Dear Commons Community,
One of the great champions of human rights, the Rev. Theodore Hesburgh died yesterday at the age of 97. He is best known as the president of Notre Dame University where he served for thirty-five years. He was an outspoken critic of government and church policies on a number of issues. He also was am important leader of higher education He once wrote:
“The Catholic university should be a place where all the great questions are asked, where an exciting conversation is continually in progress, where the mind constantly grows as the values and powers of intelligence and wisdom are cherished and exercised in full freedom.”

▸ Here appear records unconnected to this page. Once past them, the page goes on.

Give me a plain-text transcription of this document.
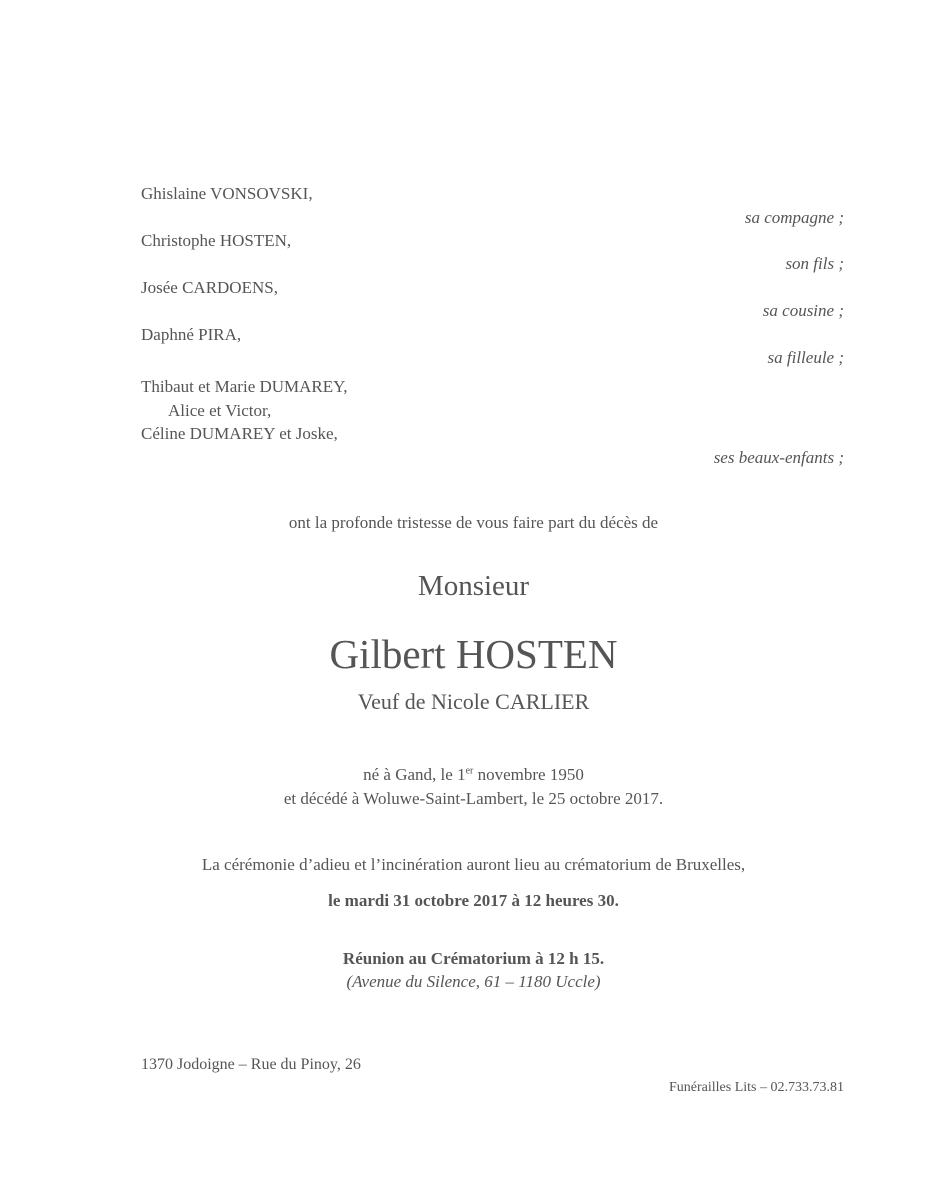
Ghislaine VONSOVSKI,
sa compagne ;
Christophe HOSTEN,
son fils ;
Josée CARDOENS,
sa cousine ;
Daphné PIRA,
sa filleule ;
Thibaut et Marie DUMAREY,
Alice et Victor,
Céline DUMAREY et Joske,
ses beaux-enfants ;
ont la profonde tristesse de vous faire part du décès de
Monsieur
Gilbert HOSTEN
Veuf de Nicole CARLIER
né à Gand, le 1er novembre 1950
et décédé à Woluwe-Saint-Lambert, le 25 octobre 2017.
La cérémonie d’adieu et l’incinération auront lieu au crématorium de Bruxelles,
le mardi 31 octobre 2017 à 12 heures 30.
Réunion au Crématorium à 12 h 15.
(Avenue du Silence, 61 – 1180 Uccle)
1370 Jodoigne – Rue du Pinoy, 26
Funérailles Lits – 02.733.73.81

The New York Times obituary had this to say:
“The Rev. Theodore M. Hesburgh, the strong-minded former president of the University of Notre Dame who stood up to both the White House and the Vatican as he transformed Catholic higher education in America and raised a powerful moral voice in national affairs, died late Thursday in South Bend, Ind. He was 97.
The university confirmed his death in a statement on its website, saying he had died just before midnight at Holy Cross House, which is next to the university.
As an adviser to presidents, special envoy to popes, theologian, author, educator and activist, Father Hesburgh was for decades considered the most influential priest in America. In 1986, when he retired after a record 35 years as president of Notre Dame, a survey of 485 university presidents named him the most effective college president in the country.
“In his historic service to the nation, the church and the world, he was a steadfast champion for human rights, the cause of peace and care for the poor,” the Rev. John I. Jenkins, Notre Dame’s president, said in a statement.”
I had the pleasure of meeting Rev. Hesburgh once at a conference in the early 1990s. He had a presence and there was something special about him.